この記事でわかること
– 大なり>・小なり<の意味と向きの覚え方
– ≧・≦・≠など不等号の種類一覧
– 設計基準・品質管理など土木図面での使い方
目次
大なり小なりとは:定義をシンプルに理解しよう
大なり「>」は左が右より大きい、小なり「<」は左が右より小さいことを表す記号です。
2つの数や量の大小関係を1つの式で表す不等号(ふとうごう)と呼ばれます。
数学だけでなく、設計基準・品質管理・仕様書のあらゆる場面で使われる基本記号です。
不等号の種類と意味一覧

| 記号 | 読み方 | 意味 | 使用例 |
|---|---|---|---|
| > | 大なり | 左辺 > 右辺 | 5 > 3 |
| < | 小なり | 左辺 < 右辺 | 2 < 8 |
| ≧(≥) | 以上 | 左辺 ≧ 右辺 | x ≧ 0 |
| ≦(≤) | 以下 | 左辺 ≦ 右辺 | y ≦ 100 |
| ≠ | 等しくない | 左辺 ≠ 右辺 | a ≠ 0 |
向きの覚え方:口が開いている方が大きい数を「食べている」と覚えましょう。
不等号を使った計算・判定例

コンクリートの品質管理で不等号が使われる場面を確認します。
| チェック内容 | 不等式 | 意味 |
|---|---|---|
| 圧縮強度の確認 | f’c ≧ 24 N/mm² | 実測値が 24 以上なら合格 |
| スランプの上限 | スランプ ≦ 12 cm | 12 cm 以下なら許容範囲 |
| 水セメント比 | W/C ≦ 55% | 55% 以下が基本条件 |
不等号を正しく読めると、合否判定の数値条件がひと目でわかります。
土木・建設現場での活用場面
不等号は設計図・仕様書・施工計画書に日常的に登場します。
- 材料品質規格:引張強度 ≧ 規定値、塩化物含有量 ≦ 0.30 kg/m³
- 安全率の確認:安全率 ≧ 1.5(斜面安定・支持力計算)
- 出来形管理:出来高 ≧ 設計値 × 0.95(出来形管理基準値)
まとめ:不等号(大なり小なり)の基本チェックリスト
- ☐ > は左辺が右辺より大きい(大なり・等号を含まない)
- ☐ < は左辺が右辺より小さい(小なり)
- ☐ ≧ は「以上」、≦ は「以下」(等号を含む)
- ☐ ≠ は「等しくない」(ノットイコール)
- ☐ 仕様書の数値条件は不等号で正しく読み取る
FAQ
Q1. >と≧の違いは何ですか?
>は「より大きい(等号を含まない)」、≧は「以上(等号を含む)」です。a > 5 は a が 6 以上、a ≧ 5 は a が 5 以上です。
Q2. 不等号の向きを間違えやすいのですが?
「開いている口が大きい数を食べる」と覚えましょう。8 > 3 なら口は左を向き、左(8)が大きいです。

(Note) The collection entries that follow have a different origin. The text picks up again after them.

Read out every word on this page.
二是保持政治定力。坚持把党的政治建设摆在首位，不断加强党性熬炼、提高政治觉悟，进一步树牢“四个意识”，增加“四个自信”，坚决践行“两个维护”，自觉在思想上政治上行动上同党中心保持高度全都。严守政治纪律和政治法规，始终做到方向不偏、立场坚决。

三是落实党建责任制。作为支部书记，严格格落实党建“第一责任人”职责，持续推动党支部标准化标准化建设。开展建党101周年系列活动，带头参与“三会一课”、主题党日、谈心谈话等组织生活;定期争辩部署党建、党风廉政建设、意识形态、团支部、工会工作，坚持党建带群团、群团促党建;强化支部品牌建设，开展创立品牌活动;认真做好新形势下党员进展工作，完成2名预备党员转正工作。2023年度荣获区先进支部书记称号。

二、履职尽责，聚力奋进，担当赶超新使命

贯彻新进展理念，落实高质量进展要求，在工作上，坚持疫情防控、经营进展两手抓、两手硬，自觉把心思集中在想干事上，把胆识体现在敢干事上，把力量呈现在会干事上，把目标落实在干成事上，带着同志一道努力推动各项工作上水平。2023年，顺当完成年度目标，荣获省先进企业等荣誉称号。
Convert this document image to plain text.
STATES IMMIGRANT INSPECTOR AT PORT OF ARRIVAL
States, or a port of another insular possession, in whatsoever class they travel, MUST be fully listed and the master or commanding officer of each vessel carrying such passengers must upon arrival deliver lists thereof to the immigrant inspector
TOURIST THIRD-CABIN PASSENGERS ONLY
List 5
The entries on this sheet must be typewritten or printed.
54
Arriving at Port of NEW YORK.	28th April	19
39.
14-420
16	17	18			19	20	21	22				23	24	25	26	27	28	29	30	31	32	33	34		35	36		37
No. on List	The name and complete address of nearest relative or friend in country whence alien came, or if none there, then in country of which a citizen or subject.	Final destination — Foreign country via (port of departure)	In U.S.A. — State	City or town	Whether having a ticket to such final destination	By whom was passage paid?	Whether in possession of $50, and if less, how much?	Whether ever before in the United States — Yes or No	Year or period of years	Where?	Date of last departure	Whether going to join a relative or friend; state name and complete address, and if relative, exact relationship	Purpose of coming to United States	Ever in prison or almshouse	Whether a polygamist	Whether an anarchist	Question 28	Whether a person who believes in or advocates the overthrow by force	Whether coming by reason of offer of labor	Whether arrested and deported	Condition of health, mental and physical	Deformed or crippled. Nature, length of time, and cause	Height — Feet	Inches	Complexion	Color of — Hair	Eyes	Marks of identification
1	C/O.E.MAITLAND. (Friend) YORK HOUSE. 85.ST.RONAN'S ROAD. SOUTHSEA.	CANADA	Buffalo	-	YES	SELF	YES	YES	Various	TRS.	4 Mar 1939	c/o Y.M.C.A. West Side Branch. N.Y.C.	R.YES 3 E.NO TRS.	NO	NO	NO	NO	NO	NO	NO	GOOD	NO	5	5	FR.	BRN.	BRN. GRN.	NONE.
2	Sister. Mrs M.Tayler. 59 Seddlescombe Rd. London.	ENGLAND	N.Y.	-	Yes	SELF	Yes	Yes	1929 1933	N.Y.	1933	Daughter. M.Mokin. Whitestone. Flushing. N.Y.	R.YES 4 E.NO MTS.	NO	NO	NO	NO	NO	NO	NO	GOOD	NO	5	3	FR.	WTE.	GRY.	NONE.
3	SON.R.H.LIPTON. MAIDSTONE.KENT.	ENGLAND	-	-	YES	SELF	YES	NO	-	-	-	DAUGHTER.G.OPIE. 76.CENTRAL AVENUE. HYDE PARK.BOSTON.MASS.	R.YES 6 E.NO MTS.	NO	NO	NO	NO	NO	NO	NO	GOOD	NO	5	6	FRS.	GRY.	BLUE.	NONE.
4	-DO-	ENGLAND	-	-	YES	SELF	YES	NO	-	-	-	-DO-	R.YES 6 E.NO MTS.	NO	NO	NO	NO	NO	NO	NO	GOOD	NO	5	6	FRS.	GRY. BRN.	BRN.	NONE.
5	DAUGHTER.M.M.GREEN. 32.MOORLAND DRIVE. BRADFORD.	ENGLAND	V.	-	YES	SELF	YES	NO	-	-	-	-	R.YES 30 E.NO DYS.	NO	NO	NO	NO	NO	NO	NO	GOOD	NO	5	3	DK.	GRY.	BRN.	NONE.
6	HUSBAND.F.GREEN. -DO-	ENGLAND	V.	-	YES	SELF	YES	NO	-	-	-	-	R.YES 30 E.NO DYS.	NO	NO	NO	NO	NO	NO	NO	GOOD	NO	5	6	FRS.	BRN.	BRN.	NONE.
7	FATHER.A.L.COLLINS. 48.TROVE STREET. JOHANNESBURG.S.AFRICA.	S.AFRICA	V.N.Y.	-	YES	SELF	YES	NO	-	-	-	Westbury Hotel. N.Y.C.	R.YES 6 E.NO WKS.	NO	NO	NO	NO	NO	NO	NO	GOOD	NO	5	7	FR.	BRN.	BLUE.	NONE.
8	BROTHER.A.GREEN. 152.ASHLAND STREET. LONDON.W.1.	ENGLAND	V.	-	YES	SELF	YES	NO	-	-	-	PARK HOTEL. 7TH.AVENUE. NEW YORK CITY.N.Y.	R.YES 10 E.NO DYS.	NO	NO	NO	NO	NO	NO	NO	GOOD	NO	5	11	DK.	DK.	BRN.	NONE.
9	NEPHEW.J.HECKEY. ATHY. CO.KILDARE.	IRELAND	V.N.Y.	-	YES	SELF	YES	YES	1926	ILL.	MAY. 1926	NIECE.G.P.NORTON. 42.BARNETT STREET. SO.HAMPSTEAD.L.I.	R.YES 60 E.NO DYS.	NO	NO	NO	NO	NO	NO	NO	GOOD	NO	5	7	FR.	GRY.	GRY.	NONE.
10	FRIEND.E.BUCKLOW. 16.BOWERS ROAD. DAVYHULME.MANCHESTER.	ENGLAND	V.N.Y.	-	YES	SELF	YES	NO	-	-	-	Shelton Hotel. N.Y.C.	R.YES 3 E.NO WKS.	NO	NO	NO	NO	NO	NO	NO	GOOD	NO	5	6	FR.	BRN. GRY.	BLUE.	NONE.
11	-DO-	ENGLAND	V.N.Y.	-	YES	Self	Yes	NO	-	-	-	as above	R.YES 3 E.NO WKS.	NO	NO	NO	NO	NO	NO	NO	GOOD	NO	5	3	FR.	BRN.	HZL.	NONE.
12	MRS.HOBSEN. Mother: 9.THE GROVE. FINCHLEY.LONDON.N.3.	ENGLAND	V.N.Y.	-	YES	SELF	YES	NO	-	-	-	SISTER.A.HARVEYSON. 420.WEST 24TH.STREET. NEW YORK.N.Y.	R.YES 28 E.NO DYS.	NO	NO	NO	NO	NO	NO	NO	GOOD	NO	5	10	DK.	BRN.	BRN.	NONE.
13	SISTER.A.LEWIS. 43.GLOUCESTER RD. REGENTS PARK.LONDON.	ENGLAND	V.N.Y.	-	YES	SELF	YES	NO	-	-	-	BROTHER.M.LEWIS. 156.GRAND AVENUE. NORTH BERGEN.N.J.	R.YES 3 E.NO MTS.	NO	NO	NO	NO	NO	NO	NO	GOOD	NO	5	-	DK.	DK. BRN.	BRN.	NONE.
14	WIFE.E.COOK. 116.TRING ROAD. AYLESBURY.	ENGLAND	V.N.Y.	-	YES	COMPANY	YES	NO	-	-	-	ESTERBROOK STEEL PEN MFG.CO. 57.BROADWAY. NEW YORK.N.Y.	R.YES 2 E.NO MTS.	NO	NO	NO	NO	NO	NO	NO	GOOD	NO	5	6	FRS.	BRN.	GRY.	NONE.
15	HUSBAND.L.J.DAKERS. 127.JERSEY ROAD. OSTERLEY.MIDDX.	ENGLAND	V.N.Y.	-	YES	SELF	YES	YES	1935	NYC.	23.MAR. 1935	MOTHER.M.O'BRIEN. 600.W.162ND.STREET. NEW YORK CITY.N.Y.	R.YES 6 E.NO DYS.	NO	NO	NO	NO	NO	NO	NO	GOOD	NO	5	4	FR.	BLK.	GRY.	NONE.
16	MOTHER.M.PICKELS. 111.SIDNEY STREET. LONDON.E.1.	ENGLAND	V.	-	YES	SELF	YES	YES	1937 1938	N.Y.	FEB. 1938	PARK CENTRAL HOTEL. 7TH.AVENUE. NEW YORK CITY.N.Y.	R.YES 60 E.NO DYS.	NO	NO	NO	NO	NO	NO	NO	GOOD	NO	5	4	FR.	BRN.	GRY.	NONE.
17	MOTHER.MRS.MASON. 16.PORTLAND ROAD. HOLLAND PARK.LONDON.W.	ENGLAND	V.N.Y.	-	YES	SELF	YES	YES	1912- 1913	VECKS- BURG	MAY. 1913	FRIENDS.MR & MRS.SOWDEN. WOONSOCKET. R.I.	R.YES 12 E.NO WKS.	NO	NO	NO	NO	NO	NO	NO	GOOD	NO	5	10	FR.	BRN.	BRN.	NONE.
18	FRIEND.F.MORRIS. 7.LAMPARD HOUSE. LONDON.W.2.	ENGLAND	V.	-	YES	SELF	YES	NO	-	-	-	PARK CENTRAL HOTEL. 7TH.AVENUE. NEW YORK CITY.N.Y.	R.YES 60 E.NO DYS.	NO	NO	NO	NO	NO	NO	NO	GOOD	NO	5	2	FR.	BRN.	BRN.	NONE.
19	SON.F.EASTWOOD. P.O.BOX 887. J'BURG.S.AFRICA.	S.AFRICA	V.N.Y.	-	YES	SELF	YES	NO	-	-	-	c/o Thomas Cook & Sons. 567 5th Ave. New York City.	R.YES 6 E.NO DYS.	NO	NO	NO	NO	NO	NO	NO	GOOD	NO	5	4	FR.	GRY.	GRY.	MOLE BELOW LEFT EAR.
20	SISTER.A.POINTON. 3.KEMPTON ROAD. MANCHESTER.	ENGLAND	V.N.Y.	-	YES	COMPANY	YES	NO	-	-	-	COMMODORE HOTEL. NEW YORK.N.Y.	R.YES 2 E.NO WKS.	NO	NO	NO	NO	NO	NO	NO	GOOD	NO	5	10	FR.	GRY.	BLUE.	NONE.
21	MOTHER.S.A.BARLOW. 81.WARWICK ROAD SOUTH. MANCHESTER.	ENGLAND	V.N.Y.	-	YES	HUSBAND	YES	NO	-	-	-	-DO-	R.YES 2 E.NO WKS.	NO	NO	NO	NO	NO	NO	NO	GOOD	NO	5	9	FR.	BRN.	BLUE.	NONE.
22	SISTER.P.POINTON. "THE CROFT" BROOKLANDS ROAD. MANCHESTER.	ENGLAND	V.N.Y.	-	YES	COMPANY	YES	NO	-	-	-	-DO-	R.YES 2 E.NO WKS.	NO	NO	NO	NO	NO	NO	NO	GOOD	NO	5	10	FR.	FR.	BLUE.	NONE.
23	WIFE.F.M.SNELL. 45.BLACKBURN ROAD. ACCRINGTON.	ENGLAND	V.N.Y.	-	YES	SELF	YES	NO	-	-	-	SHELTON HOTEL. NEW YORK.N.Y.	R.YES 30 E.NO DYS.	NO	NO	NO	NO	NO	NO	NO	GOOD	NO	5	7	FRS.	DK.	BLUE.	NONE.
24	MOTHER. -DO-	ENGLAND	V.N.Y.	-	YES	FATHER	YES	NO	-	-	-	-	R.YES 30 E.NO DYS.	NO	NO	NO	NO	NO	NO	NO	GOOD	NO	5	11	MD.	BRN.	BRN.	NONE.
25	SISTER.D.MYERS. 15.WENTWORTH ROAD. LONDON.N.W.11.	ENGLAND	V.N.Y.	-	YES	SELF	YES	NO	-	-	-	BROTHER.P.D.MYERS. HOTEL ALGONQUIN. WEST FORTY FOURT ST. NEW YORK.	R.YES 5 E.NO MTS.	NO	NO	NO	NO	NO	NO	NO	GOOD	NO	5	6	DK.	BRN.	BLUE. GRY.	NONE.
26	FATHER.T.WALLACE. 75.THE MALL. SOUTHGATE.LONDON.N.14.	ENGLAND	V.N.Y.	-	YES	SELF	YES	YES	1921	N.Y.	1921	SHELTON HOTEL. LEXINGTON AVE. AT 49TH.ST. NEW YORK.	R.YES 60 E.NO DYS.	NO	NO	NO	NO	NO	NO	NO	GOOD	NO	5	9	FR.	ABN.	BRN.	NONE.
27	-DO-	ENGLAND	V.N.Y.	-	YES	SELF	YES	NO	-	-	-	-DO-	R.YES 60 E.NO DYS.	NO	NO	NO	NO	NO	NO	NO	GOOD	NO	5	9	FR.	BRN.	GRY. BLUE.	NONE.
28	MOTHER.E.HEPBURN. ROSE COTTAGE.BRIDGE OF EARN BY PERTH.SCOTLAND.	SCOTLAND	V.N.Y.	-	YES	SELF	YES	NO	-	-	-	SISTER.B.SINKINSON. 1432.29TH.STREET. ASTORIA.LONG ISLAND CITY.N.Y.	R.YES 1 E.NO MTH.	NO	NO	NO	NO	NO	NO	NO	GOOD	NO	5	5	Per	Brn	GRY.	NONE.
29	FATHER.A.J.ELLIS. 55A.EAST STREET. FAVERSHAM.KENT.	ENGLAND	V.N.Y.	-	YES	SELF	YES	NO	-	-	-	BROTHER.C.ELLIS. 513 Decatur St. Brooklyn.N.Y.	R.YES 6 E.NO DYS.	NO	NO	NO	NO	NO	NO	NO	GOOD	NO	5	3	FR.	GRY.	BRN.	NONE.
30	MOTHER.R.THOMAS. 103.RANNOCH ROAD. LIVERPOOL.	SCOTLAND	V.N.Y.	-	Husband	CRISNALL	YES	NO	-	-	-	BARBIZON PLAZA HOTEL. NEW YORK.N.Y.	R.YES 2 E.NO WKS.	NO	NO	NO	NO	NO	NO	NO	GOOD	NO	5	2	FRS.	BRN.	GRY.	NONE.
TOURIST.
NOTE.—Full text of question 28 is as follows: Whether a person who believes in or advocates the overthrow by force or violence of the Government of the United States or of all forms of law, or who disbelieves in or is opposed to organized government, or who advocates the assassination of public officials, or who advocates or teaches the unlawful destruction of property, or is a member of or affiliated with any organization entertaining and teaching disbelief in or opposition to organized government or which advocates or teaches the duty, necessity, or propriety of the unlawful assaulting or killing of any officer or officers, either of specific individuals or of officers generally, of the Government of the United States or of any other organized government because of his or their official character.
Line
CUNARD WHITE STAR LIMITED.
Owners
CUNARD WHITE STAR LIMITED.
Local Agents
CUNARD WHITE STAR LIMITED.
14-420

Q3. 二重不等号(1 < x < 10)はどう読みますか?
「x は 1 より大きく 10 より小さい」と読みます。x の範囲を表す書き方です。
Q4. 施工管理試験で不等号の問題は出ますか?
品質管理・出来形管理の合否判定問題に不等号が使われます。意味を正確に理解しておきましょう。
Q5. ≒(ニアリーイコール)は不等号ですか?
≒は不等号ではなく「近似を表す記号」です。π ≒ 3.14 のように近似値であることを示します。